Even though the race should intensify considerably as we get deeper into 2026, the candidate filing deadline isn’t until March. So the power vacuum in the gubernatorial field could yet attract a late entry from some celebrity (Hollywood is chock full of them) or insanely rich self-funder (one such bag of money, Los Angeles developer Rick Caruso, could run for governor if he doesn’t run again for L.A. mayor). Or more Lilliputs could join the race hoping that lightning strikes (e.g., state Attorney General Rob Bonta).
If the field remains as it is, keep an eye on Steyer, whose vast wealth could buy him the name ID he needs. Ideological divisions and factional alignments could also be key. Thurmond is touting his support for a single-payer health care system and has the endorsement by California’s powerful teachers unions. Villaraigosa (who ran unsuccessfully for governor in 2018) has a well-worn reputation as a Democratic “moderate.” Porter has scars from her battles with the crypto industry, which savaged her with negative ads in 2024, while Calderon has become a crypto bro ally. Becerra can run on his legal battles with the first Trump administration (when he served as California attorney general) and Swalwell has been trading insults with Trump for years. Meanwhile the two Republicans in the race can be expected to compete for a Trump endorsement (Hilton is a long-time Trump backer on Fox News, while Bianco is a former Oath Keeper).

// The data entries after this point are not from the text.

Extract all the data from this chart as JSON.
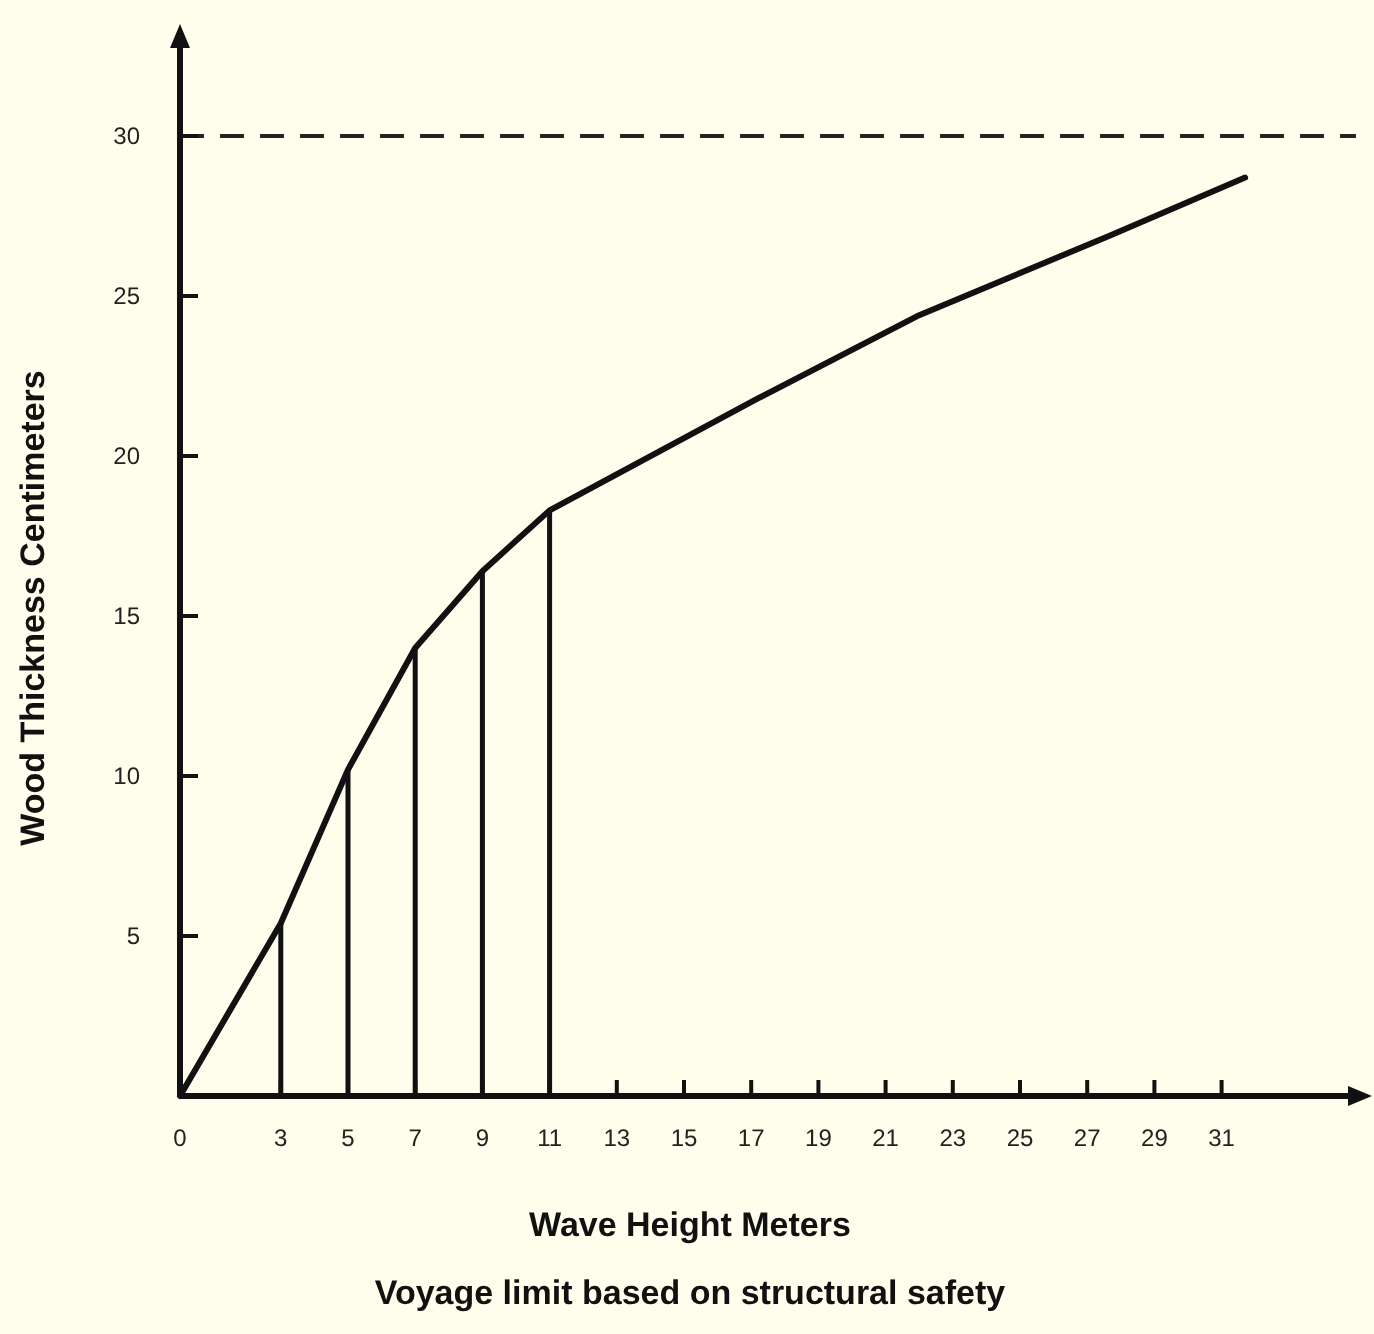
{
  "chart_data": {
    "type": "line",
    "xlabel": "Wave Height Meters",
    "ylabel": "Wood Thickness Centimeters",
    "annotations": [
      "Voyage limit based on structural safety"
    ],
    "xlim": [
      0,
      35
    ],
    "ylim": [
      0,
      33
    ],
    "xticks": [
      0,
      3,
      5,
      7,
      9,
      11,
      13,
      15,
      17,
      19,
      21,
      23,
      25,
      27,
      29,
      31
    ],
    "yticks": [
      5,
      10,
      15,
      20,
      25,
      30
    ],
    "series": [
      {
        "color": "#111111",
        "x": [
          0,
          3,
          5,
          7,
          9,
          11,
          17.2,
          22,
          27.7,
          31.7
        ],
        "values": [
          0,
          5.4,
          10.2,
          14,
          16.4,
          18.3,
          21.8,
          24.4,
          26.9,
          28.7
        ]
      },
      {
        "type": "bar",
        "color": "#111111",
        "x": [
          3,
          5,
          7,
          9,
          11
        ],
        "values": [
          5.4,
          10.2,
          14,
          16.4,
          18.3
        ]
      }
    ],
    "ref_lines": [
      {
        "axis": "y",
        "value": 30,
        "line_style": "dashed",
        "color": "#222222"
      }
    ]
  }
}
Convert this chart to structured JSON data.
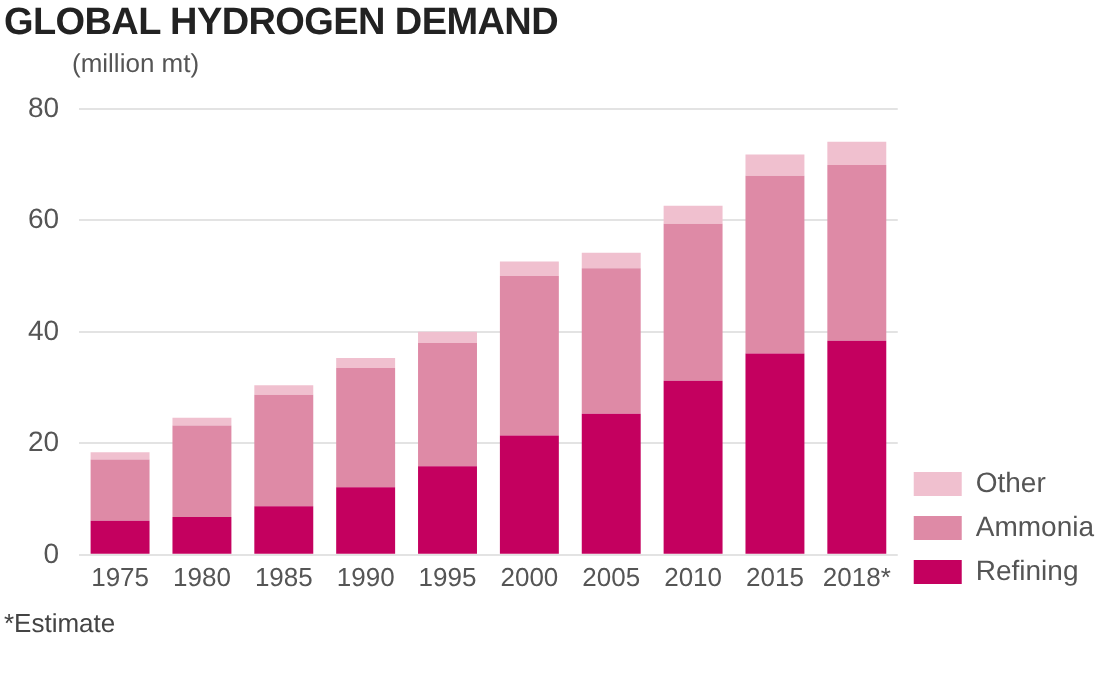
{
  "chart_data": {
    "type": "bar",
    "title": "GLOBAL HYDROGEN DEMAND",
    "ylabel": "(million mt)",
    "categories": [
      "1975",
      "1980",
      "1985",
      "1990",
      "1995",
      "2000",
      "2005",
      "2010",
      "2015",
      "2018*"
    ],
    "series": [
      {
        "name": "Refining",
        "color": "#c4005f",
        "values": [
          6.1,
          6.8,
          8.7,
          12.1,
          15.9,
          21.4,
          25.3,
          31.2,
          36.1,
          38.4
        ]
      },
      {
        "name": "Ammonia",
        "color": "#de8aa6",
        "values": [
          11.0,
          16.4,
          20.0,
          21.4,
          22.1,
          28.6,
          26.1,
          28.2,
          31.9,
          31.5
        ]
      },
      {
        "name": "Other",
        "color": "#f0c0cf",
        "values": [
          1.3,
          1.4,
          1.7,
          1.8,
          2.0,
          2.6,
          2.8,
          3.2,
          3.8,
          4.2
        ]
      }
    ],
    "stacked": true,
    "ylim": [
      0,
      80
    ],
    "yticks": [
      0,
      20,
      40,
      60,
      80
    ],
    "grid": "y",
    "legend": "bottom right",
    "annotations": [
      "*Estimate"
    ]
  }
}
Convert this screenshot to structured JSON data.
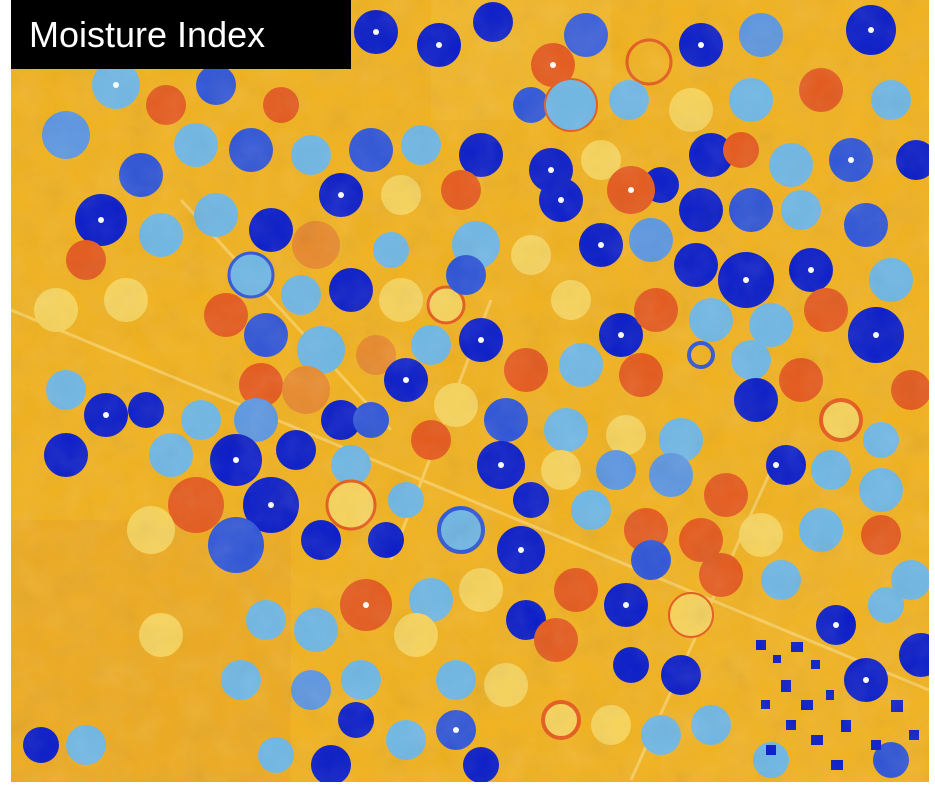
{
  "title": "Moisture Index",
  "palette": {
    "background": "#f2b21e",
    "frame_bg": "#ffffff",
    "title_bg": "#000000",
    "title_text": "#ffffff",
    "moisture_very_high": "#0a1cc8",
    "moisture_high": "#2f55d6",
    "moisture_medium": "#6fb7e4",
    "moisture_low": "#f7d35a",
    "moisture_very_low": "#e55a1c"
  }
}
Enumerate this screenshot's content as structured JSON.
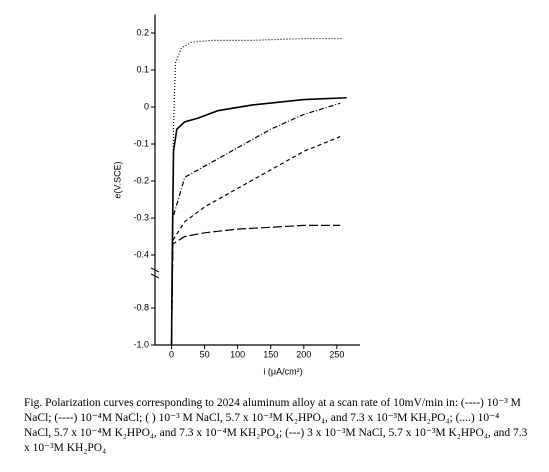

Ethnic and geographical rivalries could matter too. Becerra, Calderon, and Villaraigosa are Latino; Yee is Asian-American; Thurmond is Black. Calderon, Porter, and Villaraigosa are from the greater Los Angeles area; Steyer, Swallwell, Thurmond, and Yee are from the San Francisco Bay area; and Becerra is from Sacramento. Schwarzenegger was the last California governor from Southern California, but he also represented the last gasp of truly moderate Republicanism.
While the field could shrink or expand even more before the filing deadline, the next governor of California probably won’t enter office with anything like the street cred and national prominence of the other 21st century chief executives, who often acted as though the state is an independent principality with its own foreign and domestic policies. Newsom will also leave some chronic fiscal problems, a perpetually fractious legislature, all sorts of natural resources and environmental challenges, and a housing “affordability” crisis that has spurred a national debate over a so-called “abundance” agenda prioritizing regulatory streamlining to speed up housing and other construction. It’s a lot, but whoever wins will become a lot more famous, fast.